55      Het is echter vaste rechtspraak dat een beroep tegen een bezwarend besluit moet zijn voorafgegaan door een uitdrukkelijk dan wel stilzwijgend afgewezen precontentieuze klacht. Een beroep is niet-ontvankelijk wanneer binnen de gestelde termijn niet eerst een klacht is ingediend (beschikking Gerecht van eerste aanleg van 2 mei 2001, Barleycorn Mongolue en Boixader Rivas/Raad en Parlement, T‑208/00, JurAmbt. blz. I‑A‑103 en II‑479, punten 29 en 30). Ditzelfde geldt wanneer het beroep vóór afloop van de precontentieuze procedure wordt ingesteld (arrest Gerecht van eerste aanleg van 20 juni 1990, Marcato/Commissie, T‑47/89 en T‑82/89, Jurispr. blz. II‑231, punt 32).

56      Aangezien in casu vaststaat dat verzoekster, zoals reeds gezegd, alvorens beroep in te stellen bij de rechter niet op basis van artikel 92, lid 2, van het Europol-statuut een klacht heeft ingediend tegen het besluit van 26 juni 2007 om haar geen salaristrapverhoging toe te kennen, zijn de vorderingen gericht tegen dat besluit niet-ontvankelijk.

 Vorderingen tot betaling van een salarisverhoging

57      Op grond van de bepalingen van artikel 93 van het Europol-statuut beschikt het Gerecht in gedingen met een geldelijk karakter over een volledige rechtsmacht, zodat het de verwerende instelling kan veroordelen tot betaling van bepaalde bedragen, eventueel vermeerderd met vertragingsrente (zie, mutatis mutandis, met betrekking tot de volledige rechtsmacht volgende uit artikel 91, lid 1, van het Statuut van de ambtenaren van de Europese Gemeenschappen, arrest Gerecht van eerste aanleg van 23 maart 2000, Rudolph/Commissie, T‑197/98, JurAmbt. blz. I‑A‑55 en II‑241, punten 33 en 92).

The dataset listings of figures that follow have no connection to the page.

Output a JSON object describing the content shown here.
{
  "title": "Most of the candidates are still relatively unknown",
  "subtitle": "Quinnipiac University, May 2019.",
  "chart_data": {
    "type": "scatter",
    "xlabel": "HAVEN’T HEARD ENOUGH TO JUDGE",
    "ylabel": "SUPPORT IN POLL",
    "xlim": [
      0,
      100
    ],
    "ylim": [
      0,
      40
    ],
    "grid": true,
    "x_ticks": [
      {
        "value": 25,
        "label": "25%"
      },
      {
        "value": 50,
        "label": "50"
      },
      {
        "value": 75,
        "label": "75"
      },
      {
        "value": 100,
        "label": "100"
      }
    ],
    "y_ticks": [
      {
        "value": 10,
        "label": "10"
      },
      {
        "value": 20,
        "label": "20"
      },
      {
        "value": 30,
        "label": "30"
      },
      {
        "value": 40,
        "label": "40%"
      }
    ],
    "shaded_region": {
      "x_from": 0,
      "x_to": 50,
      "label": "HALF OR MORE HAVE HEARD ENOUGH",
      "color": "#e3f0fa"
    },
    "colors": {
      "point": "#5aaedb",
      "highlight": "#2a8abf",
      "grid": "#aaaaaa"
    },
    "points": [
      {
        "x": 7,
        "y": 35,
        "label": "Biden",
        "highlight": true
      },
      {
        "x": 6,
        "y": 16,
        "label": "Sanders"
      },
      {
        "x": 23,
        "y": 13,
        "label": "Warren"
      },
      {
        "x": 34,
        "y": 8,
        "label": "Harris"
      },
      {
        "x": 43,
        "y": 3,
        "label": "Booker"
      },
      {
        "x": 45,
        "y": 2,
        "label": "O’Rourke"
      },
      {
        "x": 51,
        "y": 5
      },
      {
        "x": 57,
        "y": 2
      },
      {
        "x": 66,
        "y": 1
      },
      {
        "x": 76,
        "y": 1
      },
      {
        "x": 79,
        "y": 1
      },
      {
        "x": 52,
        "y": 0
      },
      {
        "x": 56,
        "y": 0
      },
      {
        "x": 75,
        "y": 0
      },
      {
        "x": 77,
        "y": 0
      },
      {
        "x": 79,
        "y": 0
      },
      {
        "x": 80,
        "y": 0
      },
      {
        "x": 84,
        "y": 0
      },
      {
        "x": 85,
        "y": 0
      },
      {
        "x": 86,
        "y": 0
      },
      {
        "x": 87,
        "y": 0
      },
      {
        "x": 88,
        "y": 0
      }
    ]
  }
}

58      Anders dan Europol in casu stelt, vormt een verzoek om betaling van een salarisverhoging met vertragingsrente geen vordering tot het geven van een bevel, maar een vordering met een geldelijk karakter. Het aangevoerde middel inzake niet-ontvankelijkheid moet derhalve worden afgewezen.

59      Het is echter vaste rechtspraak dat wanneer een ambtenaar een beroep instelt dat strekt tot nietigverklaring van een handeling van de administratie en tot vergoeding van de schade die hij zijns inziens door die handeling heeft geleden, en die vorderingen nauw met elkaar zijn verbonden, de niet-ontvankelijkheid van de vordering tot nietigverklaring de niet-ontvankelijkheid van de vordering tot schadevergoeding meebrengt (arrest Gerecht van eerste aanleg van 13 december 2000, F/Parlement, T‑110/99 en T‑260/99, JurAmbt. blz. I‑A‑291 en II‑1333, punt 82).

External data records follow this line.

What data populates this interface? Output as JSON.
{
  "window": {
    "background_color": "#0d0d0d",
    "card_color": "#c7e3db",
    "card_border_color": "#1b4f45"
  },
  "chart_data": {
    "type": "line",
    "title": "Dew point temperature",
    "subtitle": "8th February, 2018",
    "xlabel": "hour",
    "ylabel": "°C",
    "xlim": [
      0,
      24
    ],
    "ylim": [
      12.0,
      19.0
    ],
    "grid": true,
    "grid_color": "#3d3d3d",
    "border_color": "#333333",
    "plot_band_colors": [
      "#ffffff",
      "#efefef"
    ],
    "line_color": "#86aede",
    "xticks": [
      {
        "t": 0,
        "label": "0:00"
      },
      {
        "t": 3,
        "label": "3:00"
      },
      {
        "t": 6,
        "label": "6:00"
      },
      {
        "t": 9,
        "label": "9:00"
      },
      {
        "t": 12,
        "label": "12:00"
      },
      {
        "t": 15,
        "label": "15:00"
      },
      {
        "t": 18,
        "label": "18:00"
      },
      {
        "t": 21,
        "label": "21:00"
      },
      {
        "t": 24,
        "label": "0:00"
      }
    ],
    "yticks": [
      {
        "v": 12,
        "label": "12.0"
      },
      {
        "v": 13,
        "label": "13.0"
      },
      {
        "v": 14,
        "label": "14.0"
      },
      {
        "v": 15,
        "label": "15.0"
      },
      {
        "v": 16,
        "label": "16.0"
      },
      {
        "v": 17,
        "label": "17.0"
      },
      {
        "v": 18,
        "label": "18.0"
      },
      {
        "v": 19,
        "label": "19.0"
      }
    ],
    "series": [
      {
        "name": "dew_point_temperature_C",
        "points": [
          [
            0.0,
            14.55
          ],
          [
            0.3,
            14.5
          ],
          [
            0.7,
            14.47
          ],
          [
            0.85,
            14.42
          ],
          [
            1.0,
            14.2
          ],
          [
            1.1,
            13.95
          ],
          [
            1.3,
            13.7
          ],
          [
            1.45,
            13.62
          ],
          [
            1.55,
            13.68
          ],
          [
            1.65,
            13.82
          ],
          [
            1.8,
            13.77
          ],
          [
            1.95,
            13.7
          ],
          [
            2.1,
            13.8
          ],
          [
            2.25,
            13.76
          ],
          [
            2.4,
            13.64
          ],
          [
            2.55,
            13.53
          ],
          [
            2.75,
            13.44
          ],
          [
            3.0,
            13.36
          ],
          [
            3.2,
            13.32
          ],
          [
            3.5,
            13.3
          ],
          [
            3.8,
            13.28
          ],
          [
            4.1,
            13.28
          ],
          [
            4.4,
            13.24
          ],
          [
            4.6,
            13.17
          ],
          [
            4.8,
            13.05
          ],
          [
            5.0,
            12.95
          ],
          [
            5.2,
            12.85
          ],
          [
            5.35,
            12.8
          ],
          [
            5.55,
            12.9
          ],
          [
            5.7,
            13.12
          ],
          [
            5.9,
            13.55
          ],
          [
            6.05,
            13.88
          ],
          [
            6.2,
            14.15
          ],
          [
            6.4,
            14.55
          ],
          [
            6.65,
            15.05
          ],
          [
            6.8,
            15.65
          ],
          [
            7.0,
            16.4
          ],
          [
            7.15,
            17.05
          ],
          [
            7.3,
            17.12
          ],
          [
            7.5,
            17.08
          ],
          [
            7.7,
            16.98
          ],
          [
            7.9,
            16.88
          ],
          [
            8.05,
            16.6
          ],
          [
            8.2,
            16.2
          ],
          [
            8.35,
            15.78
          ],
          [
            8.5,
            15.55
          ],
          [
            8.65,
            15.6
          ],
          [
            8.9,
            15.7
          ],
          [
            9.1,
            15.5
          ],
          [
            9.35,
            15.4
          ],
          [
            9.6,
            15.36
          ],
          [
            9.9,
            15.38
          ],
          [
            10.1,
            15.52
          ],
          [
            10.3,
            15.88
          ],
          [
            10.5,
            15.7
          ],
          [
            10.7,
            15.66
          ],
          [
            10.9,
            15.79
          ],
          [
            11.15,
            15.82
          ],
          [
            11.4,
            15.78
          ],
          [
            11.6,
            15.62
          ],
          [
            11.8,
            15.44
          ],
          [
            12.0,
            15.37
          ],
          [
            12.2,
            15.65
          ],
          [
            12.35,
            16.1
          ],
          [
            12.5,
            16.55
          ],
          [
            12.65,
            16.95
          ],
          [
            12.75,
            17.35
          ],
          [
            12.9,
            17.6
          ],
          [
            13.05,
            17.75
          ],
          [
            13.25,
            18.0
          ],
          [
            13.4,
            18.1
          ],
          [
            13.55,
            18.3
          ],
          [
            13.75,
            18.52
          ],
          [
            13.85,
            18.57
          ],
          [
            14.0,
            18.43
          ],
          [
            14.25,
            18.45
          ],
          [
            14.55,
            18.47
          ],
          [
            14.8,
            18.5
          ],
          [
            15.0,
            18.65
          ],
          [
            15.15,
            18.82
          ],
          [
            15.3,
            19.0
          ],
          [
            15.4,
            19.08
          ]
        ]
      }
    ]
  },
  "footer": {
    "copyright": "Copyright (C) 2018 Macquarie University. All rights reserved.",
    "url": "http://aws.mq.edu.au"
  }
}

60      In casu zijn het besluit om geen salaristrapverhoging toe te kennen en het verzoek om betaling van een salarisverhoging nauw met elkaar verbonden. De niet-ontvankelijkheid van het verzoek om nietigverklaring van het besluit om geen salaristrapverhoging toe te kennen leidt derhalve tot de niet-ontvankelijkheid van het verzoek om schadevergoeding.

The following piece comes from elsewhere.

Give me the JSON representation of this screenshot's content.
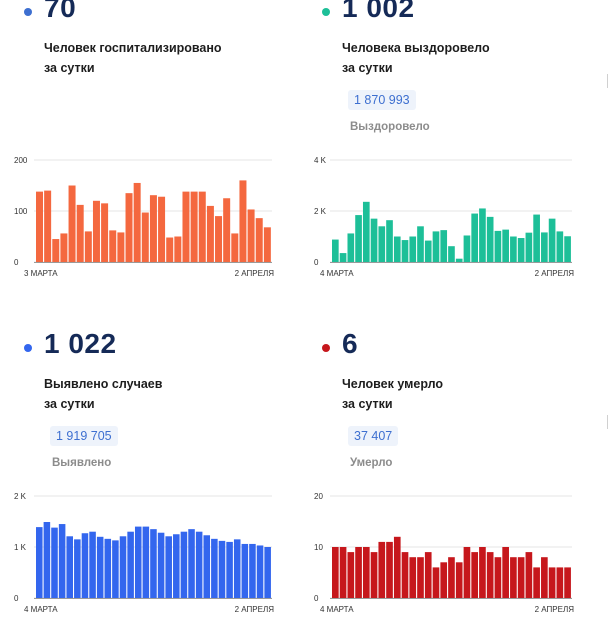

61      Hieruit volgt dat verzoekster slechts kan opkomen tegen het beoordelingsrapport van 25 juli 2007 en vergoeding van haar immateriële schade kan vragen.

2.     Ten gronde

 Vorderingen tot nietigverklaring van het beoordelingsrapport van 25 juli 2007

62      Verzoekster voert zes middelen aan ter onderbouwing van haar vorderingen tot nietigverklaring van het beoordelingsrapport van 25 juli 2007:

–        het eerste, ontleend aan schending van de in de richtsnoeren vastgelegde procedureregels, aangezien, enerzijds, haar geen enkele doelstelling was toegewezen op basis waarvan haar werk had kunnen worden beoordeeld en, anderzijds, zij in de loop van het jaar van haar meerderen geen enkele informatie had gekregen over het feit dat haar prestaties onvoldoende waren;

–        het tweede, ontleend aan de onbevoegdheid van de persoon die het besluit heeft vastgesteld, aangezien haar beoordelingsrapport niet overeenkomstig de richtsnoeren is opgesteld door haar rechtstreekse hiërarchieke meerdere, maar rechtstreeks door de tweede beoordelaar;

–        het derde, ontleend aan een kennelijk onjuiste beoordeling;

–        het vierde, ontleend aan een feitelijke fout;

–        het vijfde, ontleend aan een ontoereikende motivering;

–        het zesde, ontleend aan schending van het beginsel van gelijke behandeling van mannen en vrouwen, neergelegd in richtlijn 76/207/EEG van de Raad van 9 februari 1976 betreffende de tenuitvoerlegging van het beginsel van gelijke behandeling van mannen en vrouwen ten aanzien van de toegang tot het arbeidsproces, de beroepsopleiding en de promotiekansen en ten aanzien van de arbeidsvoorwaarden (PB L 39, blz. 40), en in richtlijn 92/85/EEG van de Raad van 19 oktober 1992 inzake de tenuitvoerlegging van maatregelen ter bevordering van de verbetering van de veiligheid en de gezondheid op het werk van werkneemsters tijdens de zwangerschap, na de bevalling en tijdens de lactatie (PB L 348, blz. 1).

 Argumenten van partijen

63      Verzoekster stelt in de eerste plaats dat de in de richtsnoeren vastgelegde procedureregels zijn geschonden. Om te beginnen is zij niet in de gelegenheid gesteld om een zelfbeoordelingsformulier in te vullen of heeft zij althans niet over voldoende tijd beschikt om deze zelfbeoordeling op te stellen. Voorts is haar geen enkele doelstelling gesteld op basis waarvan haar werk had moeten worden beoordeeld. Ten slotte is haar tijdens het beoordelingsjaar niet meegedeeld dat haar prestaties onvoldoende waren. De richtsnoeren voorzien evenwel in een tussentijdse beoordeling in de loop van het jaar teneinde na te gaan of er doelstellingen zijn gesteld en of het werk van de functionaris in overeenstemming is met de gestelde doelstellingen.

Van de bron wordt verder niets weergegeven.